In researching your trips, consider the damage recent typhoons have wrought. In Fiji, Mark Rosenstein (Cambridge, MA), was on board the Nai'a in October and notes, "A typhoon went through Fiji last spring and damaged the coral in some shallow sites. Yet six months later, there is already visible regrowth and hope that in a couple of years most of these pinnacle tops and shallow coral gardens will have complete coverage. No worry, there are still plenty of places that look great." One advantage of a liveaboard over a resort: you can get to undamaged sites.

Dan Clements (Everett, WA), who visited Atlantis Dive Resorts in the Philippines last June, months before Haiyan hit, writes, "The typhoons of 2011 and 2012 have significantly impacted the local reefs. The critters are there, but not near the abundance of Anilao. While corals are dead at the house reef and adjacent coast, they are quite good at Apo Island, one of the dive sites I visited."

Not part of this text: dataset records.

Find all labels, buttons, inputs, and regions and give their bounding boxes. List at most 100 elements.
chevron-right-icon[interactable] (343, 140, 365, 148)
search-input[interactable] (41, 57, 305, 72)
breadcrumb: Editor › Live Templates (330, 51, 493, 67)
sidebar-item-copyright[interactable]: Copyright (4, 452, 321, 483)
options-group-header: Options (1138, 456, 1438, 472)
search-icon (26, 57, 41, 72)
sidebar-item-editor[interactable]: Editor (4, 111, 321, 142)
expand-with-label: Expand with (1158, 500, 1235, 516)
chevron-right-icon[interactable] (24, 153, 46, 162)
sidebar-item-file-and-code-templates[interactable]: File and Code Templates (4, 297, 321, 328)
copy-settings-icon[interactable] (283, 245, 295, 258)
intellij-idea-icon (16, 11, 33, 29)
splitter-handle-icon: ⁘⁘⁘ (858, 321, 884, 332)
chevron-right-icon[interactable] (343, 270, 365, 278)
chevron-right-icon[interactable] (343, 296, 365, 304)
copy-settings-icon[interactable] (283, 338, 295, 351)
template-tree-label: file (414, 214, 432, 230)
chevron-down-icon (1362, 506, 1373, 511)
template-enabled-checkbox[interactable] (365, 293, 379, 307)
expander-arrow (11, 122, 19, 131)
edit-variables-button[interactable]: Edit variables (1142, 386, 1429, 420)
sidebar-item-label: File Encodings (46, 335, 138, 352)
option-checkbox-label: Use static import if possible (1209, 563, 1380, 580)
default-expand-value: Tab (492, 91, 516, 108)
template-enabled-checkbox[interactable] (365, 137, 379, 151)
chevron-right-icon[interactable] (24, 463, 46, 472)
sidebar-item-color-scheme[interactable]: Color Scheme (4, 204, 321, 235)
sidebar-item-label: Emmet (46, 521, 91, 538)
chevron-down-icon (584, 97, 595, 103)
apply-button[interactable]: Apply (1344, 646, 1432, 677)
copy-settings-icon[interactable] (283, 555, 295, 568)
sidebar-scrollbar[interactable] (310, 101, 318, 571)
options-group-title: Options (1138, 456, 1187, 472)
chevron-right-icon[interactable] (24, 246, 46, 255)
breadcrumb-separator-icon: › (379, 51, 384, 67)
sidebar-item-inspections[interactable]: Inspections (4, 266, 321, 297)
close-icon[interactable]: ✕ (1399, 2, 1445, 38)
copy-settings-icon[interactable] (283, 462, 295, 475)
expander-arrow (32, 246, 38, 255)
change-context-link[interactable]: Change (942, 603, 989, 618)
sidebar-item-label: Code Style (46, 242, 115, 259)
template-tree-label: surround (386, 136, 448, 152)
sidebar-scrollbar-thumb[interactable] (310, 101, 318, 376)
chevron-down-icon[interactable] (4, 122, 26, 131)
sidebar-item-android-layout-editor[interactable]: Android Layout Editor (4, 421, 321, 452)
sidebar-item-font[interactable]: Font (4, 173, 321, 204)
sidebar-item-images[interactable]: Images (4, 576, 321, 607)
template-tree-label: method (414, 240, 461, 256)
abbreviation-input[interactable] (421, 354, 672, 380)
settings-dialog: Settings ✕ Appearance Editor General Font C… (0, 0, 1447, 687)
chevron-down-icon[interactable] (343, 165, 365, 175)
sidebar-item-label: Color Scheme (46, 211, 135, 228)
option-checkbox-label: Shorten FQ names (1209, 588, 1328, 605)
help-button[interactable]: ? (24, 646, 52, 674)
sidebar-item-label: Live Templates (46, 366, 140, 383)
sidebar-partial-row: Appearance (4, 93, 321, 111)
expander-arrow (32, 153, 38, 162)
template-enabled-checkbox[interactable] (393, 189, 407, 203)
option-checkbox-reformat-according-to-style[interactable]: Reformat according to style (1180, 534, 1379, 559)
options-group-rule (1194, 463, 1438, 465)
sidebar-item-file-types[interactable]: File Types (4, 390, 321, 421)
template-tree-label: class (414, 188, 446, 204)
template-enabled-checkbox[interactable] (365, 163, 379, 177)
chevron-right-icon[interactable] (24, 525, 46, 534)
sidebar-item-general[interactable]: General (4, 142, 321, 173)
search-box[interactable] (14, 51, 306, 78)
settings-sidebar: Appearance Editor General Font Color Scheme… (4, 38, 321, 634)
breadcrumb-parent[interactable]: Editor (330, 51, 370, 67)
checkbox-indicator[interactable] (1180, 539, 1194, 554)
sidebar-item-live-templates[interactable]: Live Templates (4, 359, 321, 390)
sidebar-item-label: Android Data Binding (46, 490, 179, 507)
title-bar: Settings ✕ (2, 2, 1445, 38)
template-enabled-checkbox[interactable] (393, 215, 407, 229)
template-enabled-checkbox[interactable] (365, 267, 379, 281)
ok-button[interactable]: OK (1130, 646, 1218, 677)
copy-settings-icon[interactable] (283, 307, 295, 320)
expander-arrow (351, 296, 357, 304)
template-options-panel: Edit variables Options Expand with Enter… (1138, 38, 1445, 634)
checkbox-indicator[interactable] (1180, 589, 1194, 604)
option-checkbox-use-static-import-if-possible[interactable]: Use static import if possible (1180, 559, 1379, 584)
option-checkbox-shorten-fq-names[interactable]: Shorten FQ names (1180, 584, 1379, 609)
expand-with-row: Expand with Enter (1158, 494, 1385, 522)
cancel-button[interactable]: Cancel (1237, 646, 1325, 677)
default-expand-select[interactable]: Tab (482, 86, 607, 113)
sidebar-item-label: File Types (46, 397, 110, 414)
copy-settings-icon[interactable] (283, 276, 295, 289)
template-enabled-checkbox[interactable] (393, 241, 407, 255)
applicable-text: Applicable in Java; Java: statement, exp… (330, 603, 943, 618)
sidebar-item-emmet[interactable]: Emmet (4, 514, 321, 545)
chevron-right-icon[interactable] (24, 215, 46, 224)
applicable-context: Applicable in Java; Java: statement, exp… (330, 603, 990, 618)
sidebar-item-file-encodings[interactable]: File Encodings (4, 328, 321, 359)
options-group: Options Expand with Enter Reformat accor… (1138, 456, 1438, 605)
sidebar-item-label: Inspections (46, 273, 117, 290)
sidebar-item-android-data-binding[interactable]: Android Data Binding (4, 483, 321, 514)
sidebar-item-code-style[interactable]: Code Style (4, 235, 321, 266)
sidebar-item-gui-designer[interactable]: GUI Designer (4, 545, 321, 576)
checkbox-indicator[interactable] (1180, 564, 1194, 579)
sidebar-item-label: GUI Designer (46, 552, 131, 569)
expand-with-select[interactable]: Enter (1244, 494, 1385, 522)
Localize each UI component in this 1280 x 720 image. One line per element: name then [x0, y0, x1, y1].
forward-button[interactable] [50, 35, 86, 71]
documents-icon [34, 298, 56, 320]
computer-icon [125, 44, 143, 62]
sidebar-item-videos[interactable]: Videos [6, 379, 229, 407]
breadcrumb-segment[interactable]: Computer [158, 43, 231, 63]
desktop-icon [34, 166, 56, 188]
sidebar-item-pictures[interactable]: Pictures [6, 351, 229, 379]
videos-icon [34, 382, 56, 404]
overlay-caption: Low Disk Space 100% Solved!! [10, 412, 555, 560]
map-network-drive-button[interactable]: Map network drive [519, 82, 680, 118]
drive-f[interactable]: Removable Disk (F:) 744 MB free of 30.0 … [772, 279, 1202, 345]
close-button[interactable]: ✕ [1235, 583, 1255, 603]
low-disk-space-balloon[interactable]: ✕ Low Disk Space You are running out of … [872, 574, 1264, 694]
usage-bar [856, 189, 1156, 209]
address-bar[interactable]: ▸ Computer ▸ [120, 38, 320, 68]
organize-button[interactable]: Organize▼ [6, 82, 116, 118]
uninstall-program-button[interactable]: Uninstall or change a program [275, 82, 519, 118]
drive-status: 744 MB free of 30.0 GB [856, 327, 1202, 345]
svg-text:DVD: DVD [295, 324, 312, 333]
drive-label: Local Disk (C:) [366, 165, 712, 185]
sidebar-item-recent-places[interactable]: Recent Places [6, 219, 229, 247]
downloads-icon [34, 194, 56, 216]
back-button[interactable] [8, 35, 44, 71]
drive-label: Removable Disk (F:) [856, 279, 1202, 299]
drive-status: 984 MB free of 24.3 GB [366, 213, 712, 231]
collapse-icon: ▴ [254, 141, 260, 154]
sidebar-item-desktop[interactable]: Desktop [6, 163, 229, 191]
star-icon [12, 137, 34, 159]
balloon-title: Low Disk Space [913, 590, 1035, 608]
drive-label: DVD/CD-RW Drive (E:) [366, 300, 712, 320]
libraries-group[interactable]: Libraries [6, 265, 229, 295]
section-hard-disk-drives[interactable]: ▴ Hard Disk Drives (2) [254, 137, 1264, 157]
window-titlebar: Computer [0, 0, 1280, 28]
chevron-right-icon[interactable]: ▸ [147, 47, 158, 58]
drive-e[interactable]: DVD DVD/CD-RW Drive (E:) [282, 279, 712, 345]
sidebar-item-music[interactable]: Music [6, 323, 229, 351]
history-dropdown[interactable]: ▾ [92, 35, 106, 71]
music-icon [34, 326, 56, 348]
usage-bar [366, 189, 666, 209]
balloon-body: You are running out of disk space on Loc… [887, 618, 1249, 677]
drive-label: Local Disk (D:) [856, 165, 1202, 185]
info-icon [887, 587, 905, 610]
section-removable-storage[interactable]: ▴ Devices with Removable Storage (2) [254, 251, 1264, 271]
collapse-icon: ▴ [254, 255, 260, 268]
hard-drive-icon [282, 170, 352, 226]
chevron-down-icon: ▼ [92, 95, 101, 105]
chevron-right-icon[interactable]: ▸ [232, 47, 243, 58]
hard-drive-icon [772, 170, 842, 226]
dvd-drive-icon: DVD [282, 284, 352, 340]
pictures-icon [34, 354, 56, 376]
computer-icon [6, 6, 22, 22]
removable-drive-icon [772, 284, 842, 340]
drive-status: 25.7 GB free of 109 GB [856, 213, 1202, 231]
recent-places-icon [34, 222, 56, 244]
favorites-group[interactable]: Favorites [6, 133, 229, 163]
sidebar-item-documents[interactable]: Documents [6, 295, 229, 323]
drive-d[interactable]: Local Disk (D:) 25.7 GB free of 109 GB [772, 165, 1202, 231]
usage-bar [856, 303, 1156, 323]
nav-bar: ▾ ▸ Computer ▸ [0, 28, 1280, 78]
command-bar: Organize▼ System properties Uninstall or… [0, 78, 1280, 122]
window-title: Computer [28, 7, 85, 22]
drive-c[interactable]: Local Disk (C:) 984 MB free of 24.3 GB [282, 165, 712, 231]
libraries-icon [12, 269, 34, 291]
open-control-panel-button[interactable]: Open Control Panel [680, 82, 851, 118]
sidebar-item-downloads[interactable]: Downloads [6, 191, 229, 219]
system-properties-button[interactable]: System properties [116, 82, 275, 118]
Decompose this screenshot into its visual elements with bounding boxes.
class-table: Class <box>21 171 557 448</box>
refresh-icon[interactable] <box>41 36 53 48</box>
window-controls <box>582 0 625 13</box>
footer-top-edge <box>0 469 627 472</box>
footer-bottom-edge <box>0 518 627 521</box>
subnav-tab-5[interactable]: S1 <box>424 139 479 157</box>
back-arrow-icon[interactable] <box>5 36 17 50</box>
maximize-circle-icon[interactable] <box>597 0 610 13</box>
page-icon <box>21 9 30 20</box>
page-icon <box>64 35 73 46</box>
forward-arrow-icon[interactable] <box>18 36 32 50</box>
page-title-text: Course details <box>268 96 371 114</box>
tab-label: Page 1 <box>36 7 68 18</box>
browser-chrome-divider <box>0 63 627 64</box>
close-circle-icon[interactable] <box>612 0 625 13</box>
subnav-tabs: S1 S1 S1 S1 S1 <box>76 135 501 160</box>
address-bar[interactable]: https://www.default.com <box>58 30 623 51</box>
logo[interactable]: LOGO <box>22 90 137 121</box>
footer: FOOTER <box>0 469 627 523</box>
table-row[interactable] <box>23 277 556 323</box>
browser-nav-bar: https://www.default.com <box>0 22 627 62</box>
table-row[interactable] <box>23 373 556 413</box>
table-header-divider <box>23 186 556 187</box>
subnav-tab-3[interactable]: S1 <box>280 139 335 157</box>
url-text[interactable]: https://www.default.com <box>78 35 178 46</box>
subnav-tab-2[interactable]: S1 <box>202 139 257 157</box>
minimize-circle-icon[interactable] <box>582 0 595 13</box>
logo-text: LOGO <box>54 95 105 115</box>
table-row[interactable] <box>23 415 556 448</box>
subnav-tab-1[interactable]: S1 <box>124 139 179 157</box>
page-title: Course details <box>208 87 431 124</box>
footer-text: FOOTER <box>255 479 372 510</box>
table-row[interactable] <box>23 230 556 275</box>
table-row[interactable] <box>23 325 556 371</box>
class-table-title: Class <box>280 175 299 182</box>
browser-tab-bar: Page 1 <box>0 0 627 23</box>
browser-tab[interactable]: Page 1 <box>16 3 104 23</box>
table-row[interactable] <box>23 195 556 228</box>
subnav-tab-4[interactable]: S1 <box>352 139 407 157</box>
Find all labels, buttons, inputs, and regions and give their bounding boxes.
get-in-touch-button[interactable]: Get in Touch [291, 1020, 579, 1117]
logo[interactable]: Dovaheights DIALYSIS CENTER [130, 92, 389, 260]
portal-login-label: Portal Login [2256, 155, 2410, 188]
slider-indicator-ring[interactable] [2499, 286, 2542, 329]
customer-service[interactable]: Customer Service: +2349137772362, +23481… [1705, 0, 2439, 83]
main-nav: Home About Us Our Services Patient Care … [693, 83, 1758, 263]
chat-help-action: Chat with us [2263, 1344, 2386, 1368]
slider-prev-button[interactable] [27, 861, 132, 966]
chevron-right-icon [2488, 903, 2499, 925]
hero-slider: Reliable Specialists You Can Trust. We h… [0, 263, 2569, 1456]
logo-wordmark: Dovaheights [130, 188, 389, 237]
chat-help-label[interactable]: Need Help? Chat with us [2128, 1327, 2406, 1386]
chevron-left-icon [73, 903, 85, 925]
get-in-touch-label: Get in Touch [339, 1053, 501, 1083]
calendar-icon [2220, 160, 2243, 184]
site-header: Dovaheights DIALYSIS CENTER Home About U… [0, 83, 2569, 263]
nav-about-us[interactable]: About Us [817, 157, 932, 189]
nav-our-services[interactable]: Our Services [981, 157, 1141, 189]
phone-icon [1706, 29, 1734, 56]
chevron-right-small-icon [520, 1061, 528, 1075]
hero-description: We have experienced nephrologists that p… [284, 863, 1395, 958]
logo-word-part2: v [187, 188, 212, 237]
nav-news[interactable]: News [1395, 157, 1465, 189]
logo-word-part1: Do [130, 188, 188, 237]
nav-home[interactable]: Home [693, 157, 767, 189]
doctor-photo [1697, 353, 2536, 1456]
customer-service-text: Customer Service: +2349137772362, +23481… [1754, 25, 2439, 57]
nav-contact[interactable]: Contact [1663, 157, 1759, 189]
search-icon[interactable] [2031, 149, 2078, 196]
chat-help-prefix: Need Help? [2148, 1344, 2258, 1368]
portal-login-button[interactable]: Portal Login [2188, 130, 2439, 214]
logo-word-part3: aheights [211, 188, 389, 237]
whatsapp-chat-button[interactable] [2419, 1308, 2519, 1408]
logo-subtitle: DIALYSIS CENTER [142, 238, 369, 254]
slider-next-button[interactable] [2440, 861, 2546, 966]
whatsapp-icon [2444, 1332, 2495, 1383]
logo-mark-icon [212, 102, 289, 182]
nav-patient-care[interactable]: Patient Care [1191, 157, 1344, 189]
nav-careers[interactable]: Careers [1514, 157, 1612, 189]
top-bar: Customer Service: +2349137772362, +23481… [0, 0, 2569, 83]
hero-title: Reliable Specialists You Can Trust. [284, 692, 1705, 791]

Doug Swalen (Los Gatos, CA), who dived with Sam's Tours on Palau last March, says, "I had been to Palau twice before, but I had unfinished business, having missed some of the best parts. A week after I booked the trip, I found out about Typhoon Bopha, which hit Palau in near-miss fashion back in December. In this sport, timing is everything, and I happened to land when Palau was at the early stages of a storm front that stretched clear back to the Marshall Islands. This translated into seven out of eight days of partial to completely overcast skies, higher than normal winds, and more rain than I had seen there previously . . . The bad news: The eastern reefs of Palau got hammered by Bopha. Want to dive Short Drop Off? Trashed. Ngerchong Inside and Ngerchong Outside? Wrecked. Peleliu's Yellow Wall? Hammered. Now the good news. Short Drop Off and Ngerchong are considered several cuts below Palau's best dive sites, and Palau's Crown Jewels escaped relatively unscathed . . . Palau's president wants to increase tourism and bring in high rollers. His solution? Get someone to build a five-star hotel and a golf course. In 80 percent humidity, 85-plus degrees and rains-a-lot Palau? Good luck with that. If he wants to bring in more people, he needs to talk to United about their now-extortion-level airfare."


While you can surely get around your hometown with a credit card and spare change, a lot of dive destinations are not so simple. Leave your traveler's checks at home. No one wants them -- not resorts, not restaurants, not people. As Eldon Okazaki (Sunnyvale, CA) found out in the Philippines, they're useless. "Banks do not even exchange them."

If you hit an ATM every time you need cash at home, don't expect to find that convenient little machine in the more remote spots. If you're on a liveaboard -- and searching for cash for a tip -- well, there are no ATMs. Once, I tried using traveler's checks for a tip, but was politely informed that it's nearly impossible for someone to cash a traveler's check with a second signature.

So, cash is king, and you'll sometimes be surprised where you need it -- and in local currency. In October, Michael J. Millet (Dublin, CA) traveled to Patuno Resort in the Indonesian province of Wakatobi and says "Lion/Wing Air charged from $1.25 to $2 for each extra kilogram. The airline does not take credit cards or U.S. dollars."

But there is often a cash discount, which you might get just if you ask. Sandy Falen (Topeka, KS), who visited Two Fish Divers in Indonesia's North Sulawesi province in May, says, "I made my arrangements through the Two Fish website, and found them responsive and helpful. You can save some money if you're willing to carry cash to pay the balance of your bill, because that eliminates the 5 percent up-charge for using your credit card."

But this boils down to the question: For a $1,000 charge, would you rather pay the full amount and not bother to carry cash? If you use an ATM, the fees might eat up the savings. And if you have inspected your credit card statement after returning from an overseas trip, you may notice some nasty fees for using it abroad. If you're a frequent traveler, look for a card that doesn't add those charges, such as some American Express cards, including the pricey but benefit-rich Platinum.